Howard Stevens
- Stevens in 1977

No. 22, 27
- Positions: Running back, return specialist

Personal information
- Born: February 9, 1950 (age 76) Harrisonburg, Virginia, U.S.
- Listed height: 5 ft 5 in (1.65 m)
- Listed weight: 165 lb (75 kg)

Career information
- High school: Harrisonburg
- College: Louisville, Randolph-Macon
- NFL draft: 1973: 16th round, 392nd overall pick

Career history
- New Orleans Saints (1973–1975); Baltimore Colts (1975–1977);

Awards and highlights
- Lead NFL in punt and kick-off returns (1974); Second-team All-American (1972); Louisville Cardinals Ring of Honor;

Career NFL statistics
- Games played: 63
- Starts: 0
- Punts returned: 163 (1,559 yards)
- Kickoffs returned: 103 (2,336 yards)
- Yards rushing: 376
- Touchdowns: 4
- Stats at Pro Football Reference

= Howard Stevens =

American football player (born 1950)

Howard Melvin Stevens Jr. (born February 9, 1950) is an American former professional football player who was a running back and return specialist in the National Football League (NFL) for the New Orleans Saints and Baltimore Colts. He is among the smallest players to have ever played in the NFL and was the smallest player in the league during his five active seasons, 1973 through 1977.

== College ==
Stevens started his college career at Randolph-Macon College, where he was named All-American in 1968 (honorable mention) and 1969 (second-team). On a team that won the Mason–Dixon Conference championship with a 9-0-0 record in his freshman year, he was the league Most Valuable Player as the NCAA College Division leader in scoring and rushing with 142 points and 1,468 yards respectively and was featured in Faces in the Crowd in the January 20, 1969 issue of Sports Illustrated. He transferred to the University of Louisville where he earned a B.A. in Psychology.

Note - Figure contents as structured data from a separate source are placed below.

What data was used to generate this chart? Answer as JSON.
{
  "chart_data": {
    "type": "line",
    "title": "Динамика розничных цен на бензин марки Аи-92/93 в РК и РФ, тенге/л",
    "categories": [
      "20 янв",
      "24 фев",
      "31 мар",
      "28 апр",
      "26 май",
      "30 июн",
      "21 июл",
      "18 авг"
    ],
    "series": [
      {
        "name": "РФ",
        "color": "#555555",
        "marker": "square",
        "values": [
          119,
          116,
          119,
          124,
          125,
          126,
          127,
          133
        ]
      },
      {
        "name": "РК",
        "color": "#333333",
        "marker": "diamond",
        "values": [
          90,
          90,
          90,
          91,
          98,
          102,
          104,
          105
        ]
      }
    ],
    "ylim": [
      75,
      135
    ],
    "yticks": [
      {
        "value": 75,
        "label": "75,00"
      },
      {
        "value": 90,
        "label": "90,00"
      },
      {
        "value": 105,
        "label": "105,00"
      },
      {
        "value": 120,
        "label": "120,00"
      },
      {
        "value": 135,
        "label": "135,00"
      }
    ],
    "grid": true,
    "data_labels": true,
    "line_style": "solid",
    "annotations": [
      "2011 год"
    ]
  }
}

Stevens played only two seasons for Louisville but has been inducted into the school's athletic hall of fame. In 1972, Stevens was named to the United Press International, the Walter Camp and the Football News all-American football teams and the Associated Press Second-team. The University of Louisville retired Stevens' jersey in 1972. He set a school record for rushing yards in a season with 1,429 yards in 1971 while scoring 12 touchdowns. He is currently ranked fourth all-time in school history with 2,723 rushing yards and is sixth with 25 career touchdowns.

== NFL ==
Stevens, who was listed at 5 ft 5 in tall and 165 lb., was selected by the New Orleans Saints in the 16th round (392nd overall) of the 1973 NFL draft. He played two years for the Saints, lead the NFL in 1974 in kick-off and punt returns. In 1975, Stevens was picked up by the Baltimore Colts where he was used exclusively as a kick-off and punt returner. During his tenure in the NFL, he was the league's smallest player. He rushed for a total of 376 yards on 89 carries and scored 4 touchdowns. As a kick returner he ran for 2336 yards on 103 returns. He returned 163 punts for 1,559 yards. He never returned a kick-off or punt for a touchdown.

== Later life ==
After leaving the Baltimore Colts, Stevens remained in the Baltimore area. He and his wife Joyce have three adult children.